Friday, April 27, 2012

Second District (Division 3) Declines to Weigh-in on Gentry Issue: Kinecta Alternative Financial Solutions, Inc. v. Superior Court

On April 25, 2012, the Second District (Division 3) issued an opinion concluding that a trial court erred by denying a motion to dismiss class allegations from the plaintiff’s complaint (filed concurrently with a motion to compel arbitration) when the  at issue arbitration provision neither authorized nor prohibited class arbitration.  See Kinecta Alternative Financial Solutions, Inc. v. Superior Court, 2012 Cal. App. LEXIS 487 (2012).  In making this ruling, however, the Court left open the possibility that the Gentry framework continued to survive the U.S. Supreme Court’s ruling in Concepcion [as was concluded by its sister Division in Brown v. Ralphs Grocery Co., 197 Cal.App.4th 489, 498 (2011) previously discussed in posts here and here].  As was explained by the Court, satisfaction of the Gentry factors could potentially render an arbitration agreement unenforceable in the employment context, but such a determination could not be made here because the plaintiffs had not submitted any supporting evidence:
A question exists about whether Gentry survived the overruling of Discover Bank in Concepcion, but it is not one we need to decide. (Brown v. Ralphs Grocery Co. (2011) 197 Cal.App.4th 489, 498 [128 Cal. Rptr. 3d 854].) Gentry decided a different issue from Discover Bank. In contrast to the unconscionability analysis in Discover Bank, the rule in Gentry concerns “the effect of a class action waiver on unwaivable statutory rights regardless of unconscionability.” (Arguelles-Romero v. Superior Court (2010) 184 Cal.App.4th 825, 836 [109 Cal. Rptr. 3d 289] (Arguelles-Romero).) Specifically, Gentry addresses whether a class arbitration “is a significantly more effective practical means of vindicating unwaivable statutory rights[.]” (Arguelles-Romero, at p. 841.) Discover Bank and Gentry established two different tests of whether to enforce a class arbitration waiver, which should be considered separately. (Arguelles-Romero, at pp. 836–837.) Since it has not been expressly abrogated or overruled, Gentry appears to remain the binding law in California. (Brown v. Ralphs Grocery Co., at pp. 498, 505.) 

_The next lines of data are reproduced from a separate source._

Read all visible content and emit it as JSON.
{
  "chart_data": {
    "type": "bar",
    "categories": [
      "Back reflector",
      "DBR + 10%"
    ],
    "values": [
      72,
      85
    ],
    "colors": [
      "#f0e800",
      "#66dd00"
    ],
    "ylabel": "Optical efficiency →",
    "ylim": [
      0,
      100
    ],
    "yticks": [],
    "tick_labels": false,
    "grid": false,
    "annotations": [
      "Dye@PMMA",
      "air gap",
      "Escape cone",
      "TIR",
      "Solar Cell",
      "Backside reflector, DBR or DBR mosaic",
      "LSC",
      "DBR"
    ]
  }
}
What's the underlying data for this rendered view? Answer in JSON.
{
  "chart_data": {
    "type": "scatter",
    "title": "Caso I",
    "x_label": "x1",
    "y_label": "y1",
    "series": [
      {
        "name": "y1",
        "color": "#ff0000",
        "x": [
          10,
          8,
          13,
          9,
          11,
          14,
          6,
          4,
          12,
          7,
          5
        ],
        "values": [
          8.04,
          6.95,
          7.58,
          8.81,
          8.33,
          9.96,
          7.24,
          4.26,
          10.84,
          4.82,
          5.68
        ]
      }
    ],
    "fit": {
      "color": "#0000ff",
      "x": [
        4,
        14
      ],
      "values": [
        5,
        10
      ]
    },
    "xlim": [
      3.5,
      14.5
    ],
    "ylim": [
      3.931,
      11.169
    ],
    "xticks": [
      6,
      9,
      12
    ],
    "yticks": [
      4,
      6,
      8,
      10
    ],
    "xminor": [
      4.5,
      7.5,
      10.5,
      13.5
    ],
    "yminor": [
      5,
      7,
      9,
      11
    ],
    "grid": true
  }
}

Even if Gentry has not been overruled, in opposing Kinecta's motion to compel arbitration and to dismiss class claims, Malone had to provide evidence of the four Gentry factors. Plaintiff has the burden of establishing that the arbitration provision (here, limiting arbitration to bilateral arbitration) is invalid by making a factual showing of the four Gentry factors. (Brown v. Ralphs Grocery Co., supra, 197 Cal.App.4th at p. 497.) The record shows that Malone provided no evidence as to any of the four Gentry factors required to support a trial court's determination that the arbitration should proceed as a class action arbitration. Thus there is no evidence, and no substantial evidence, that plaintiff had established a factual basis that would require a declaration that the arbitration agreement was unenforceable. (Ibid.)
Because there are no grounds to declare the arbitration agreement unenforceable and because the arbitration provision contained no agreement to classwide arbitration, Kinecta  argues that Concepcion and Stolt-Nielsen require reversal of the order denying its request to dismiss class claims from Malone's complaint. We agree.